As of September 2011, paid sick leave days for restaurant workers were enacted in San Francisco, Seattle and Washington D.C. [Source] They are pending in several other cities. 

The restaurant industry is known for its busy schedules and sweltering kitchens. On a tight shift during the lunch-hour rush, restaurants need all scheduled hands on deck. Managers are not always aware when an employee shows up with signs of illness, and employees may be resistant to the idea of missing work—and their hourly pay.

Although food safety is one of the most important aspects of any restaurant operation, the National Restaurant Association (NRA) is a big opponent of paid sick leave in general [Source]. The NRA suggested that adding an extra expense to the bottom line would only hurt the restaurant industry as a whole, who has felt the economic recession in a big way over the past years. Proponents argue that paid sick leave is essential to protecting the health of the general public, especially in a food service situation.  

What can you do?
Although the argument between granting sick leave and looking the other way when workers come in sick remains a sensitive topic, restaurant managers ought to remain vigilant in providing a safe working and dining environment for their employees and customers alike. Here are some suggestions for reducing health risks in the commercial kitchen.

Enforce frequent hand-washing. Require workers to wash their hands after coughing, sneezing, touching their faces, touching their hair, touching money or using the restroom. Post hand-washing signage, set the example and follow-up when you see poor food handling practices.

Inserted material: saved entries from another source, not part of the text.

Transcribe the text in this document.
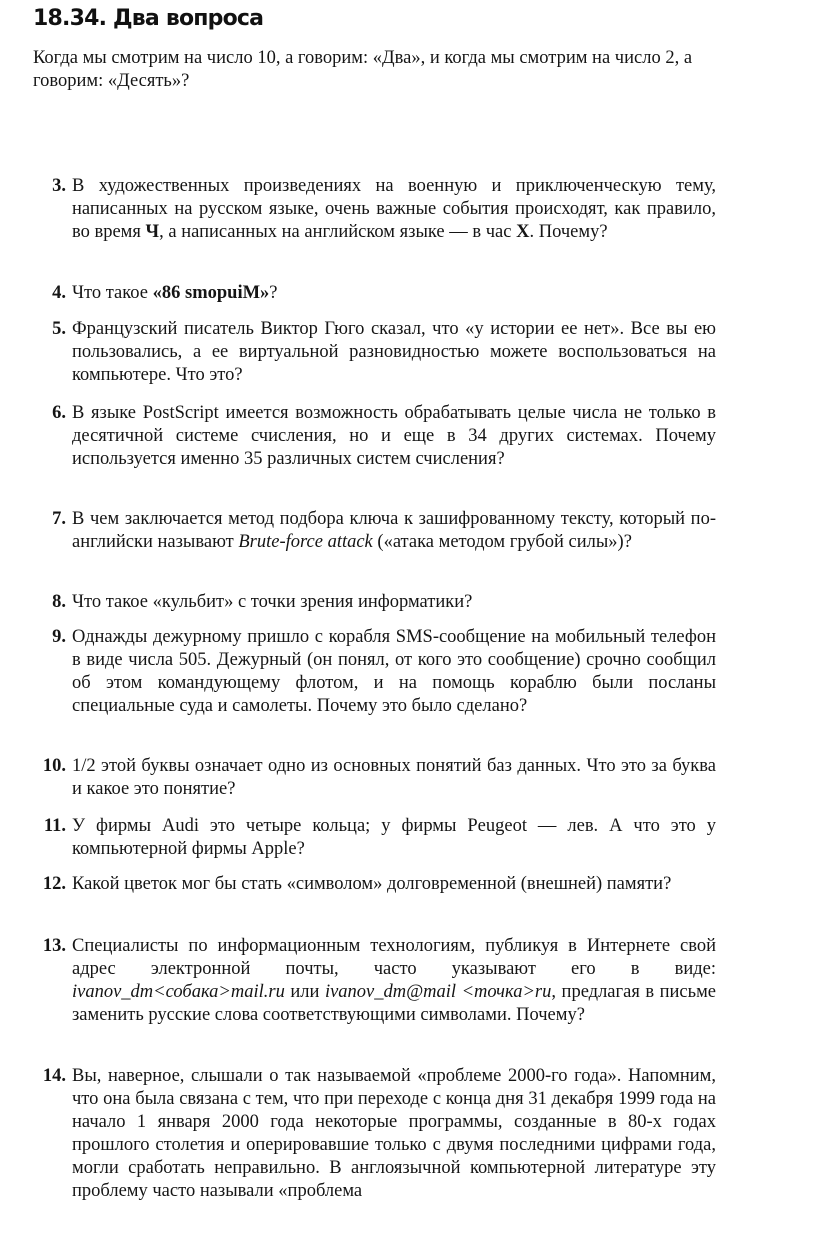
18.34. Два вопроса
Когда мы смотрим на число 10, а говорим: «Два», и когда мы смотрим на число 2, а говорим: «Десять»?
3. В художественных произведениях на военную и приключенческую тему, написанных на русском языке, очень важные события происходят, как правило, во время Ч, а написанных на английском языке — в час X. Почему?
4. Что такое «86 smopuiM»?
5. Французский писатель Виктор Гюго сказал, что «у истории ее нет». Все вы ею пользовались, а ее виртуальной разновидностью можете воспользоваться на компьютере. Что это?
6. В языке PostScript имеется возможность обрабатывать целые числа не только в десятичной системе счисления, но и еще в 34 других системах. Почему используется именно 35 различных систем счисления?
7. В чем заключается метод подбора ключа к зашифрованному тексту, который по-английски называют Brute-force attack («атака методом грубой силы»)?
8. Что такое «кульбит» с точки зрения информатики?
9. Однажды дежурному пришло с корабля SMS-сообщение на мобильный телефон в виде числа 505. Дежурный (он понял, от кого это сообщение) срочно сообщил об этом командующему флотом, и на помощь кораблю были посланы специальные суда и самолеты. Почему это было сделано?
10. 1/2 этой буквы означает одно из основных понятий баз данных. Что это за буква и какое это понятие?
11. У фирмы Audi это четыре кольца; у фирмы Peugeot — лев. А что это у компьютерной фирмы Apple?
12. Какой цветок мог бы стать «символом» долговременной (внешней) памяти?
13. Специалисты по информационным технологиям, публикуя в Интернете свой адрес электронной почты, часто указывают его в виде: ivanov_dm<собака>mail.ru или ivanov_dm@mail <точка>ru, предлагая в письме заменить русские слова соответствующими символами. Почему?
14. Вы, наверное, слышали о так называемой «проблеме 2000-го года». Напомним, что она была связана с тем, что при переходе с конца дня 31 декабря 1999 года на начало 1 января 2000 года некоторые программы, созданные в 80-х годах прошлого столетия и оперировавшие только с двумя последними цифрами года, могли сработать неправильно. В англоязычной компьютерной литературе эту проблему часто называли «проблема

Encourage responsible sick leave. Ask employees to call the restaurant ahead of time if they feel sick. When the shift manager has time to schedule someone to fill in, the shift can flow more smoothly and the operation is less likely to fall behind. The sick employee can ask to pick up extra shifts after he or she recovers.

Always run pre-shift meetings. Spend time with your employees for a pre-shift meeting before every shift. Be sure your employees look fit to work the shift, and be ready to call in a replacement or jump on the line to help in the event that someone is ill.